LightReader

Chapter 3 - The Pen drive

It was there.

Not hidden in the corner of a drawer.

Not wedged behind books.

Not slipped under the carpet.

It sat in front of him — plain, silver, and unblinking — in the most impossible place for him to have missed.

The edge of his desk. Right where his wrist brushed every day when he set his coffee down.

For three months, his routine hadn't changed.

Same seat. Same order of tasks. Same pen aligned exactly parallel to the edge.

There was no margin for oversight.

He would have seen it.

He should have seen it.

Yet now, the pen drive looked as though it had always been there — placed not to break his symmetry, but to complete it.

Perfectly parallel to the desk's edge.

Perfectly distant from the pen.

A placement so precise, so… acceptable to his eye, it hadn't triggered him to move it.

And that was wrong.

Wrong enough to make his skin feel… thinner.

He picked it up.

It was warm — faintly, absurdly warm — as if someone had only just set it down.

 

The laptop accepted it with a soft click.

A single folder appeared: "Archive".

Inside — perfection.

Not the casual neatness of habit, but the obsessive kind that punished even a single misalignment.

Every file labelled to the second.

Columns so evenly spaced they seemed carved into the screen.

This wasn't his order.

This was more.

An OCD that didn't soothe, but cut.

The thought slid into his mind, uninvited: Could this be any better?

No.

No, it couldn't.

 

The cursor hovered over the first file.

Click.

The grainy frame held him in the kitchen.

He sat at the counter, the pale 7:00 a.m. light slanting through the blinds in perfectly even strips, cutting his face into quiet shadows. A bowl of cereal in front of him. A book open — the one he'd read a dozen times before.

Nothing out of place.

Spoon to mouth.

Turn a page.

Chew.

Swallow.

Blink.

Then, without pause, without any visible thought, the man in the video — he — placed the spoon down with surgical precision, pushed the chair back, and stood. His movements were deliberate, smooth, too smooth.

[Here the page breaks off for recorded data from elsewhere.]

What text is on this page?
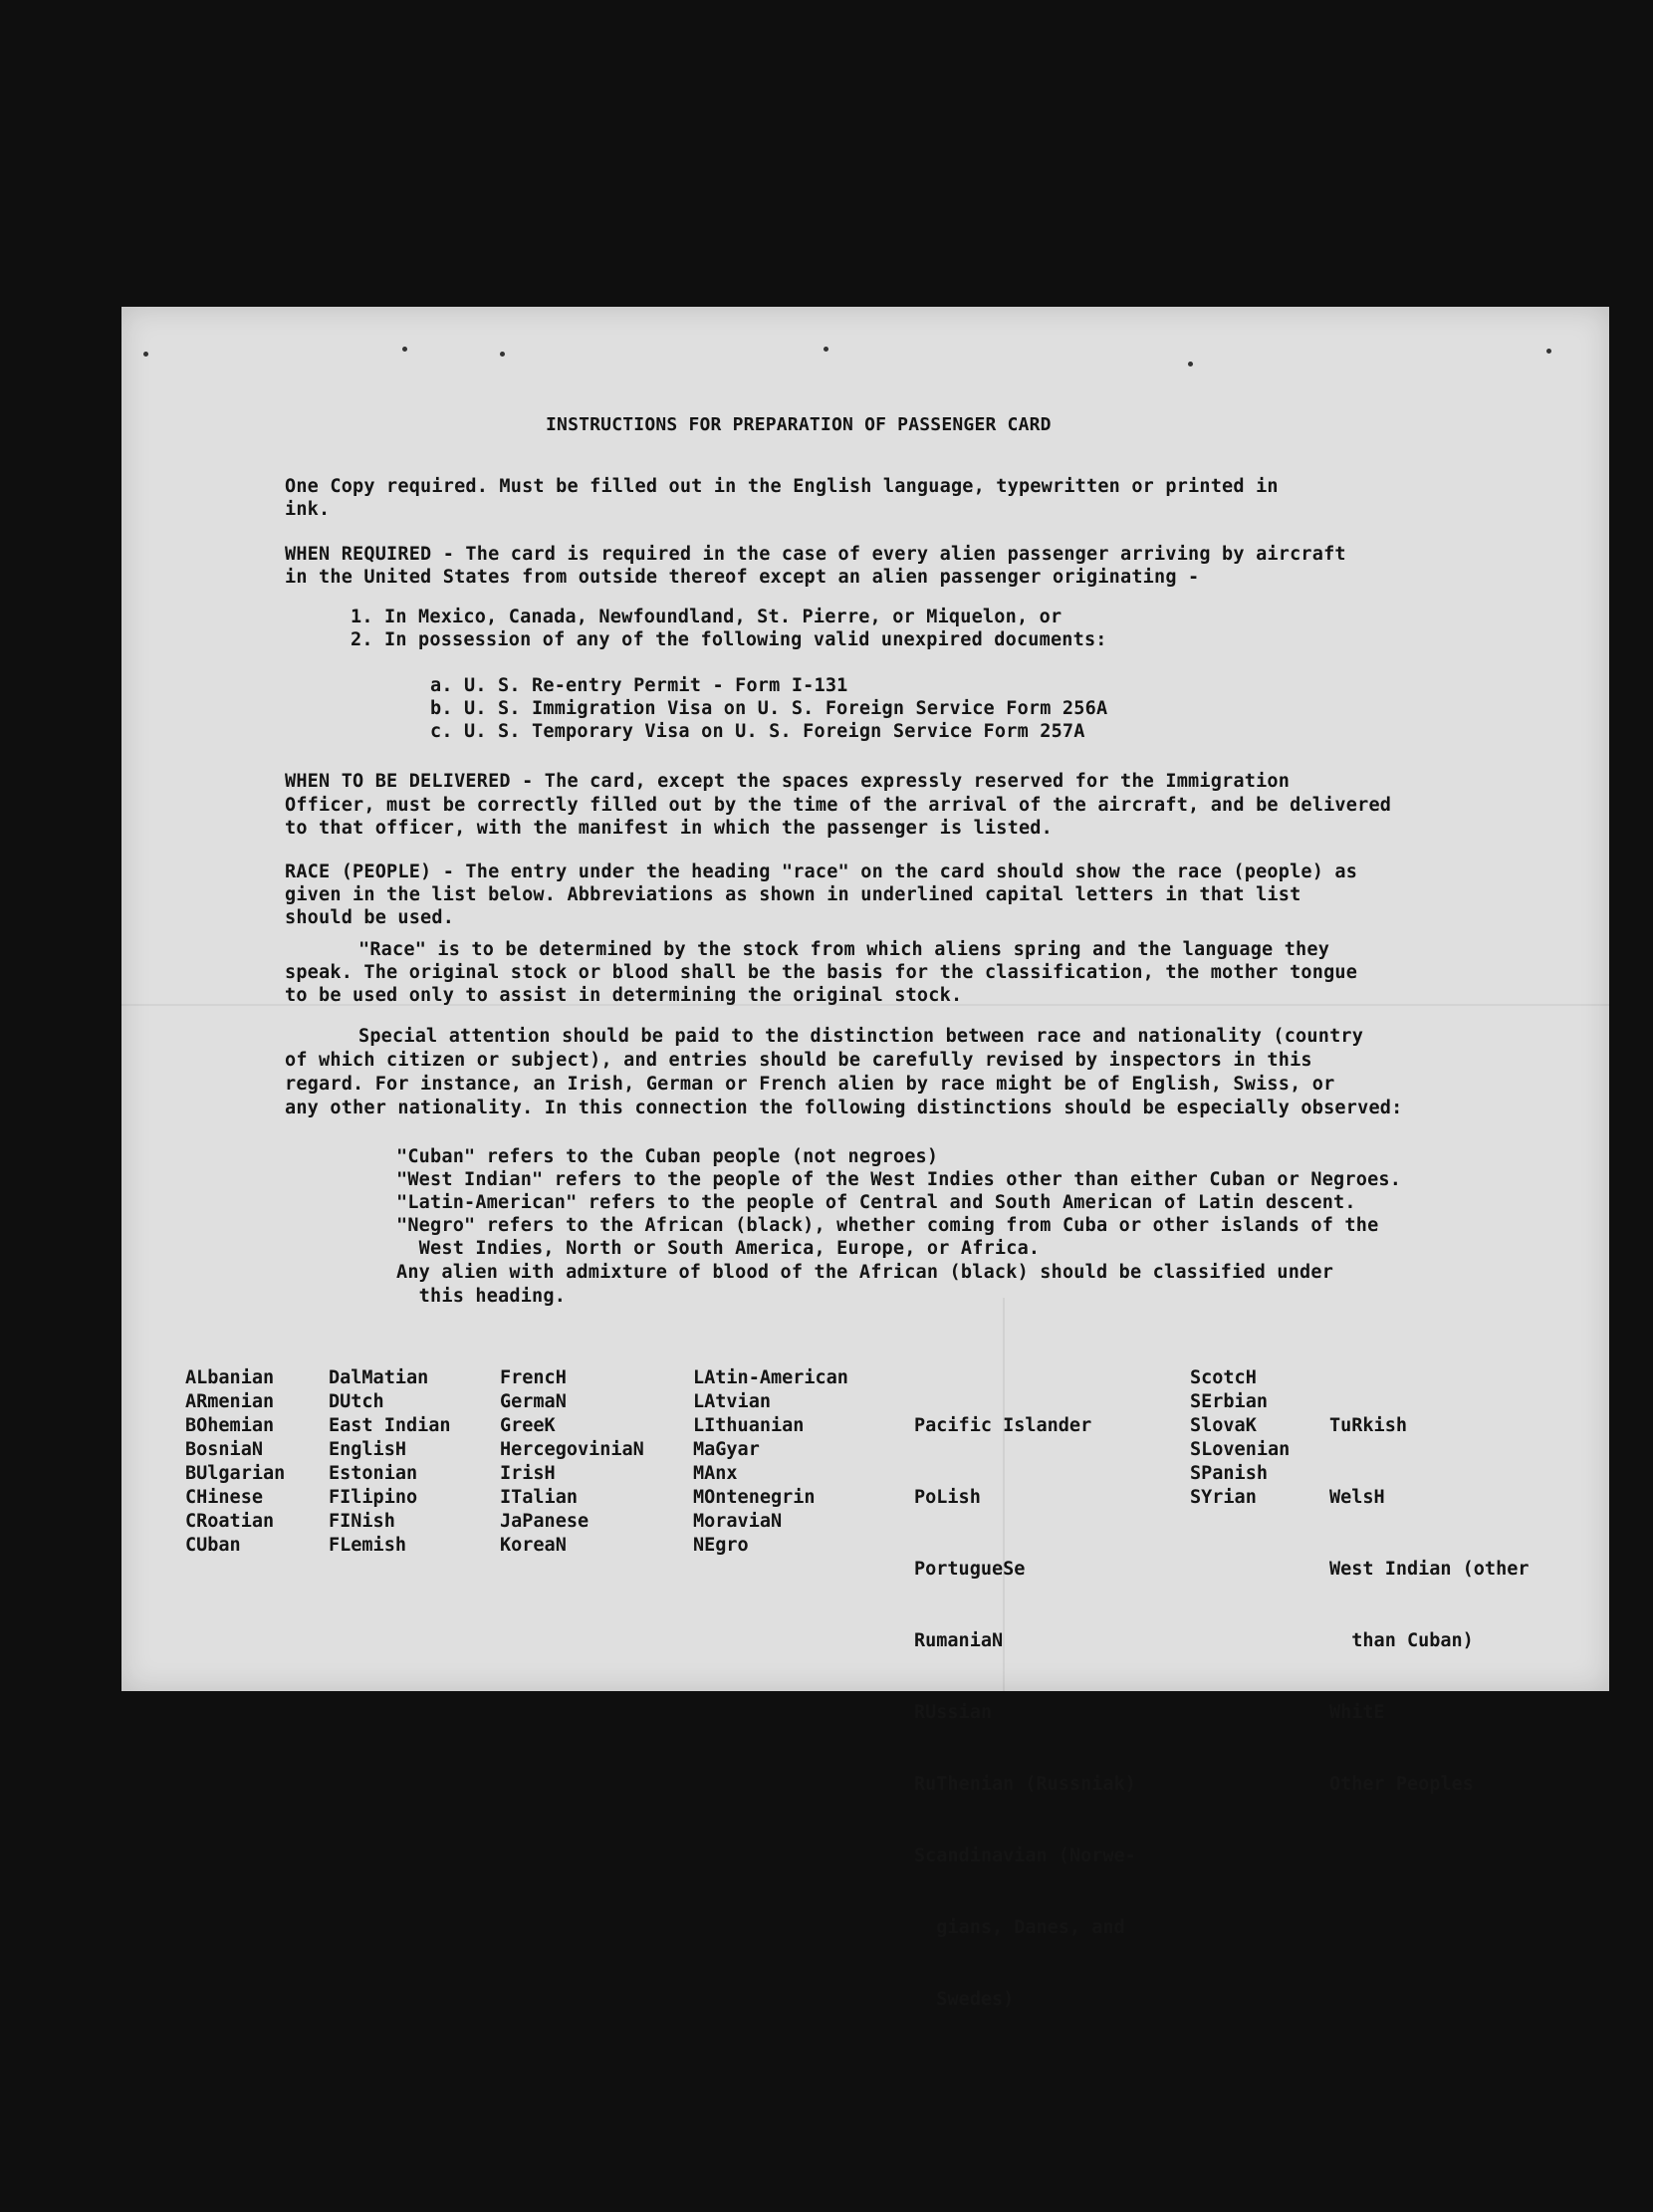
INSTRUCTIONS FOR PREPARATION OF PASSENGER CARD
One Copy required. Must be filled out in the English language, typewritten or printed in
ink.
WHEN REQUIRED - The card is required in the case of every alien passenger arriving by aircraft
in the United States from outside thereof except an alien passenger originating -
1. In Mexico, Canada, Newfoundland, St. Pierre, or Miquelon, or
2. In possession of any of the following valid unexpired documents:
a. U. S. Re-entry Permit - Form I-131
b. U. S. Immigration Visa on U. S. Foreign Service Form 256A
c. U. S. Temporary Visa on U. S. Foreign Service Form 257A
WHEN TO BE DELIVERED - The card, except the spaces expressly reserved for the Immigration
Officer, must be correctly filled out by the time of the arrival of the aircraft, and be delivered
to that officer, with the manifest in which the passenger is listed.
RACE (PEOPLE) - The entry under the heading "race" on the card should show the race (people) as
given in the list below. Abbreviations as shown in underlined capital letters in that list
should be used.
"Race" is to be determined by the stock from which aliens spring and the language they
speak. The original stock or blood shall be the basis for the classification, the mother tongue
to be used only to assist in determining the original stock.
Special attention should be paid to the distinction between race and nationality (country
of which citizen or subject), and entries should be carefully revised by inspectors in this
regard. For instance, an Irish, German or French alien by race might be of English, Swiss, or
any other nationality. In this connection the following distinctions should be especially observed:
"Cuban" refers to the Cuban people (not negroes)
"West Indian" refers to the people of the West Indies other than either Cuban or Negroes.
"Latin-American" refers to the people of Central and South American of Latin descent.
"Negro" refers to the African (black), whether coming from Cuba or other islands of the
West Indies, North or South America, Europe, or Africa.
Any alien with admixture of blood of the African (black) should be classified under
this heading.
ALbanian
ARmenian
BOhemian
BosniaN
BUlgarian
CHinese
CRoatian
CUban
DalMatian
DUtch
East Indian
EnglisH
Estonian
FIlipino
FINish
FLemish
FrencH
GermaN
GreeK
HercegoviniaN
IrisH
ITalian
JaPanese
KoreaN
LAtin-American
LAtvian
LIthuanian
MaGyar
MAnx
MOntenegrin
MoraviaN
NEgro

Pacific Islander

PoLish

PortugueSe

RumaniaN

RUssian

RuThenian (Russniak)

Scandinavian (Norwe-

gians, Danes, and

Swedes)

ScotcH
SErbian
SlovaK
SLovenian
SPanish
SYrian

TuRkish

WelsH

West Indian (other

than Cuban)

WhitE

Other Peoples
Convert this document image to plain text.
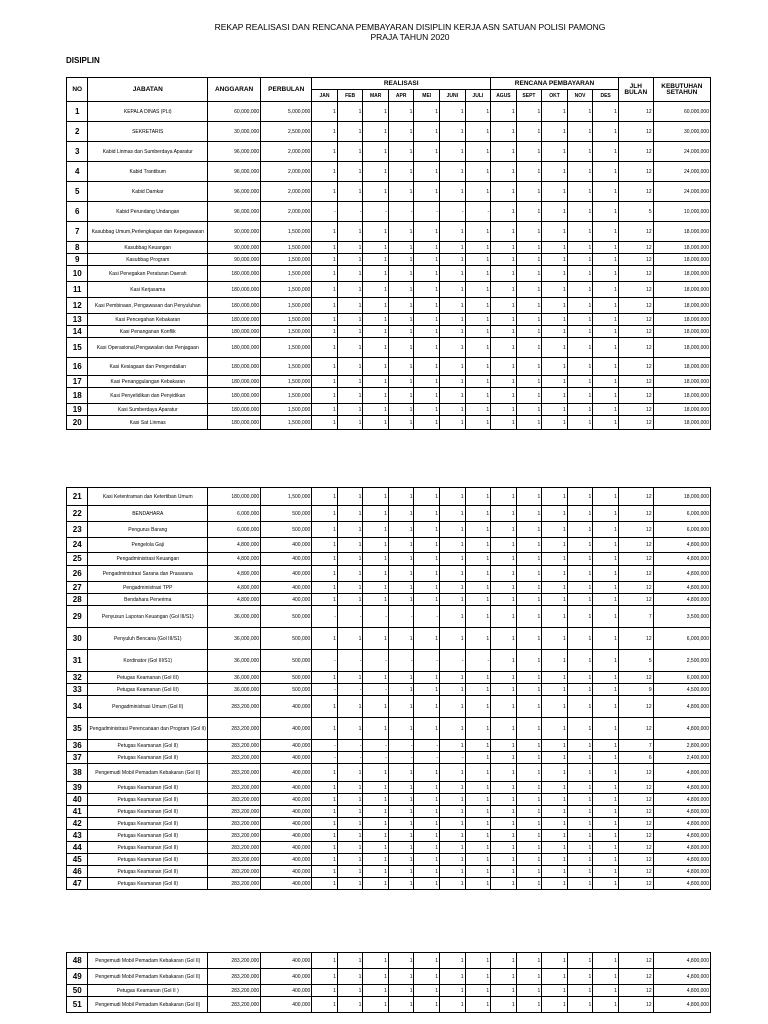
REKAP REALISASI DAN RENCANA PEMBAYARAN DISIPLIN KERJA ASN SATUAN POLISI PAMONG PRAJA TAHUN 2020
DISIPLIN
NO	JABATAN	ANGGARAN	PERBULAN	REALISASI							RENCANA PEMBAYARAN					JLH BULAN	KEBUTUHAN SETAHUN
				JAN	FEB	MAR	APR	MEI	JUNI	JULI	AGUS	SEPT	OKT	NOV	DES		
1	KEPALA DINAS (PLt)	60,000,000	5,000,000	1	1	1	1	1	1	1	1	1	1	1	1	12	60,000,000
2	SEKRETARIS	30,000,000	2,500,000	1	1	1	1	1	1	1	1	1	1	1	1	12	30,000,000
3	Kabid Linmas dan Sumberdaya Aparatur	96,000,000	2,000,000	1	1	1	1	1	1	1	1	1	1	1	1	12	24,000,000
4	Kabid Trantibum	96,000,000	2,000,000	1	1	1	1	1	1	1	1	1	1	1	1	12	24,000,000
5	Kabid Damkar	96,000,000	2,000,000	1	1	1	1	1	1	1	1	1	1	1	1	12	24,000,000
6	Kabid Perundang Undangan	96,000,000	2,000,000	-	-	-	-	-	-	-	1	1	1	1	1	5	10,000,000
7	Kasubbag Umum,Perlengkapan dan Kepegawaian	90,000,000	1,500,000	1	1	1	1	1	1	1	1	1	1	1	1	12	18,000,000
8	Kasubbag Keuangan	90,000,000	1,500,000	1	1	1	1	1	1	1	1	1	1	1	1	12	18,000,000
9	Kasubbag Program	90,000,000	1,500,000	1	1	1	1	1	1	1	1	1	1	1	1	12	18,000,000
10	Kasi Penegakan Peraturan Daerah	180,000,000	1,500,000	1	1	1	1	1	1	1	1	1	1	1	1	12	18,000,000
11	Kasi Kerjasama	180,000,000	1,500,000	1	1	1	1	1	1	1	1	1	1	1	1	12	18,000,000
12	Kasi Pembinaan, Pengawasan dan Penyuluhan	180,000,000	1,500,000	1	1	1	1	1	1	1	1	1	1	1	1	12	18,000,000
13	Kasi Pencegahan Kebakaran	180,000,000	1,500,000	1	1	1	1	1	1	1	1	1	1	1	1	12	18,000,000
14	Kasi Penanganan Konflik	180,000,000	1,500,000	1	1	1	1	1	1	1	1	1	1	1	1	12	18,000,000
15	Kasi Operasional,Pengawalan dan Penjagaan	180,000,000	1,500,000	1	1	1	1	1	1	1	1	1	1	1	1	12	18,000,000
16	Kasi Kesiagaan dan Pengendalian	180,000,000	1,500,000	1	1	1	1	1	1	1	1	1	1	1	1	12	18,000,000
17	Kasi Penanggulangan Kebakaran	180,000,000	1,500,000	1	1	1	1	1	1	1	1	1	1	1	1	12	18,000,000
18	Kasi Penyelidikan dan Penyidikan	180,000,000	1,500,000	1	1	1	1	1	1	1	1	1	1	1	1	12	18,000,000
19	Kasi Sumberdaya Aparatur	180,000,000	1,500,000	1	1	1	1	1	1	1	1	1	1	1	1	12	18,000,000
20	Kasi Sat Linmas	180,000,000	1,500,000	1	1	1	1	1	1	1	1	1	1	1	1	12	18,000,000
21	Kasi Ketentraman dan Ketertiban Umum	180,000,000	1,500,000	1	1	1	1	1	1	1	1	1	1	1	1	12	18,000,000
22	BENDAHARA	6,000,000	500,000	1	1	1	1	1	1	1	1	1	1	1	1	12	6,000,000
23	Pengurus Barang	6,000,000	500,000	1	1	1	1	1	1	1	1	1	1	1	1	12	6,000,000
24	Pengelola Gaji	4,800,000	400,000	1	1	1	1	1	1	1	1	1	1	1	1	12	4,800,000
25	Pengadministrasi Keuangan	4,800,000	400,000	1	1	1	1	1	1	1	1	1	1	1	1	12	4,800,000
26	Pengadministrasi Sarana dan Prasarana	4,800,000	400,000	1	1	1	1	1	1	1	1	1	1	1	1	12	4,800,000
27	Pengadministrasi TPP	4,800,000	400,000	1	1	1	1	1	1	1	1	1	1	1	1	12	4,800,000
28	Bendahara Penerima	4,800,000	400,000	1	1	1	1	1	1	1	1	1	1	1	1	12	4,800,000
29	Penyusun Laporan Keuangan (Gol III/S1)	36,000,000	500,000	-	-	-	-	-	1	1	1	1	1	1	1	7	3,500,000
30	Penyuluh Bencana (Gol III/S1)	36,000,000	500,000	1	1	1	1	1	1	1	1	1	1	1	1	12	6,000,000
31	Kordinator (Gol III/S1)	36,000,000	500,000	-	-	-	-	-	-	-	1	1	1	1	1	5	2,500,000
32	Petugas Keamanan (Gol III)	36,000,000	500,000	1	1	1	1	1	1	1	1	1	1	1	1	12	6,000,000
33	Petugas Keamanan (Gol III)	36,000,000	500,000	-	-	-	1	1	1	1	1	1	1	1	1	9	4,500,000
34	Pengadministrasi Umum (Gol II)	283,200,000	400,000	1	1	1	1	1	1	1	1	1	1	1	1	12	4,800,000
35	Pengadministrasi Perencanaan dan Program (Gol II)	283,200,000	400,000	1	1	1	1	1	1	1	1	1	1	1	1	12	4,800,000
36	Petugas Keamanan (Gol II)	283,200,000	400,000	-	-	-	-	-	1	1	1	1	1	1	1	7	2,800,000
37	Petugas Keamanan (Gol II)	283,200,000	400,000	-	-	-	-	-	-	1	1	1	1	1	1	6	2,400,000
38	Pengemudi Mobil Pemadam Kebakaran (Gol II)	283,200,000	400,000	1	1	1	1	1	1	1	1	1	1	1	1	12	4,800,000
39	Petugas Keamanan (Gol II)	283,200,000	400,000	1	1	1	1	1	1	1	1	1	1	1	1	12	4,800,000
40	Petugas Keamanan (Gol II)	283,200,000	400,000	1	1	1	1	1	1	1	1	1	1	1	1	12	4,800,000
41	Petugas Keamanan (Gol II)	283,200,000	400,000	1	1	1	1	1	1	1	1	1	1	1	1	12	4,800,000
42	Petugas Keamanan (Gol II)	283,200,000	400,000	1	1	1	1	1	1	1	1	1	1	1	1	12	4,800,000
43	Petugas Keamanan (Gol II)	283,200,000	400,000	1	1	1	1	1	1	1	1	1	1	1	1	12	4,800,000
44	Petugas Keamanan (Gol II)	283,200,000	400,000	1	1	1	1	1	1	1	1	1	1	1	1	12	4,800,000
45	Petugas Keamanan (Gol II)	283,200,000	400,000	1	1	1	1	1	1	1	1	1	1	1	1	12	4,800,000
46	Petugas Keamanan (Gol II)	283,200,000	400,000	1	1	1	1	1	1	1	1	1	1	1	1	12	4,800,000
47	Petugas Keamanan (Gol II)	283,200,000	400,000	1	1	1	1	1	1	1	1	1	1	1	1	12	4,800,000
48	Pengemudi Mobil Pemadam Kebakaran (Gol II)	283,200,000	400,000	1	1	1	1	1	1	1	1	1	1	1	1	12	4,800,000
49	Pengemudi Mobil Pemadam Kebakaran (Gol II)	283,200,000	400,000	1	1	1	1	1	1	1	1	1	1	1	1	12	4,800,000
50	Petugas Keamanan (Gol II )	283,200,000	400,000	1	1	1	1	1	1	1	1	1	1	1	1	12	4,800,000
51	Pengemudi Mobil Pemadam Kebakaran (Gol II)	283,200,000	400,000	1	1	1	1	1	1	1	1	1	1	1	1	12	4,800,000
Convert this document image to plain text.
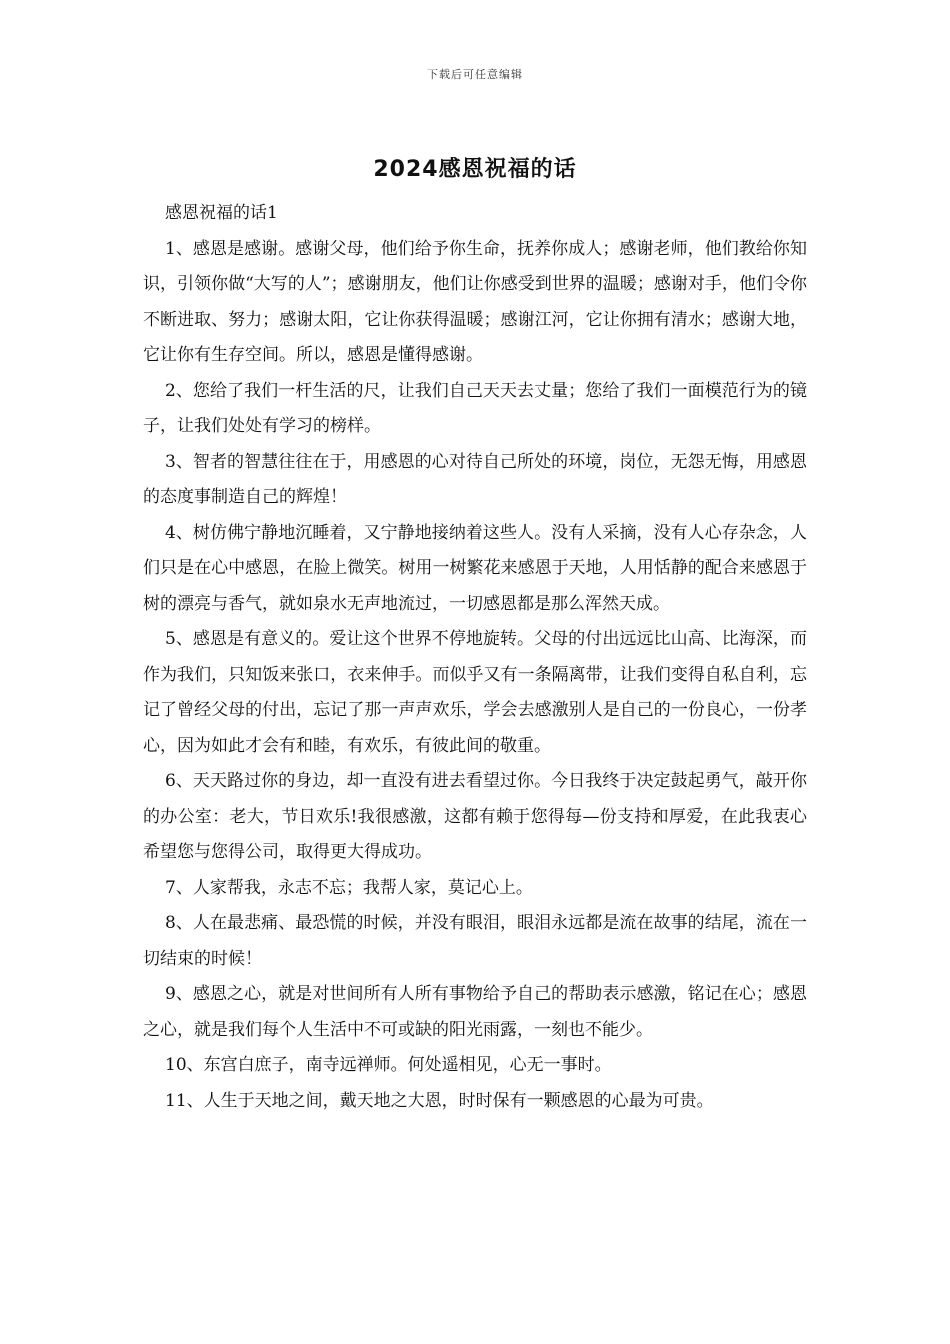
下载后可任意编辑
2024感恩祝福的话

感恩祝福的话1

1、感恩是感谢。感谢父母，他们给予你生命，抚养你成人；感谢老师，他们教给你知识，引领你做“大写的人”；感谢朋友，他们让你感受到世界的温暖；感谢对手，他们令你不断进取、努力；感谢太阳，它让你获得温暖；感谢江河，它让你拥有清水；感谢大地，它让你有生存空间。所以，感恩是懂得感谢。

2、您给了我们一杆生活的尺，让我们自己天天去丈量；您给了我们一面模范行为的镜子，让我们处处有学习的榜样。

3、智者的智慧往往在于，用感恩的心对待自己所处的环境，岗位，无怨无悔，用感恩的态度事制造自己的辉煌！

4、树仿佛宁静地沉睡着，又宁静地接纳着这些人。没有人采摘，没有人心存杂念，人们只是在心中感恩，在脸上微笑。树用一树繁花来感恩于天地，人用恬静的配合来感恩于树的漂亮与香气，就如泉水无声地流过，一切感恩都是那么浑然天成。

5、感恩是有意义的。爱让这个世界不停地旋转。父母的付出远远比山高、比海深，而作为我们，只知饭来张口，衣来伸手。而似乎又有一条隔离带，让我们变得自私自利，忘记了曾经父母的付出，忘记了那一声声欢乐，学会去感激别人是自己的一份良心，一份孝心，因为如此才会有和睦，有欢乐，有彼此间的敬重。

6、天天路过你的身边，却一直没有进去看望过你。今日我终于决定鼓起勇气，敲开你的办公室：老大，节日欢乐!我很感激，这都有赖于您得每—份支持和厚爱，在此我衷心希望您与您得公司，取得更大得成功。

7、人家帮我，永志不忘；我帮人家，莫记心上。

8、人在最悲痛、最恐慌的时候，并没有眼泪，眼泪永远都是流在故事的结尾，流在一切结束的时候！

9、感恩之心，就是对世间所有人所有事物给予自己的帮助表示感激，铭记在心；感恩之心，就是我们每个人生活中不可或缺的阳光雨露，一刻也不能少。

10、东宫白庶子，南寺远禅师。何处遥相见，心无一事时。

11、人生于天地之间，戴天地之大恩，时时保有一颗感恩的心最为可贵。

He walked toward the far corner of the living room. Out of the camera's frame.

For a moment, the footage was empty — only the soft shift of light as the clouds moved outside.

And then — in the mirror leaning against the wall by the window — his reflection appeared.

He was standing in the exact middle of the room, not moving, not blinking, just staring out the window.

Or… maybe at something in the glass.

The reflection was wrong — not distorted, but off, as if the angles didn't match the room he knew.

He leaned forward in the video, almost imperceptibly, until his face was inches from the mirror.

The recording had no sound, but in his head, the silence throbbed.

He remembered that day.

He remembered it exactly.

He had eaten his cereal, read his book, and gone straight to work. Nothing else. Not this.

The frame froze in his mind — his own eyes in the mirror, looking back at him, sharper than they should be.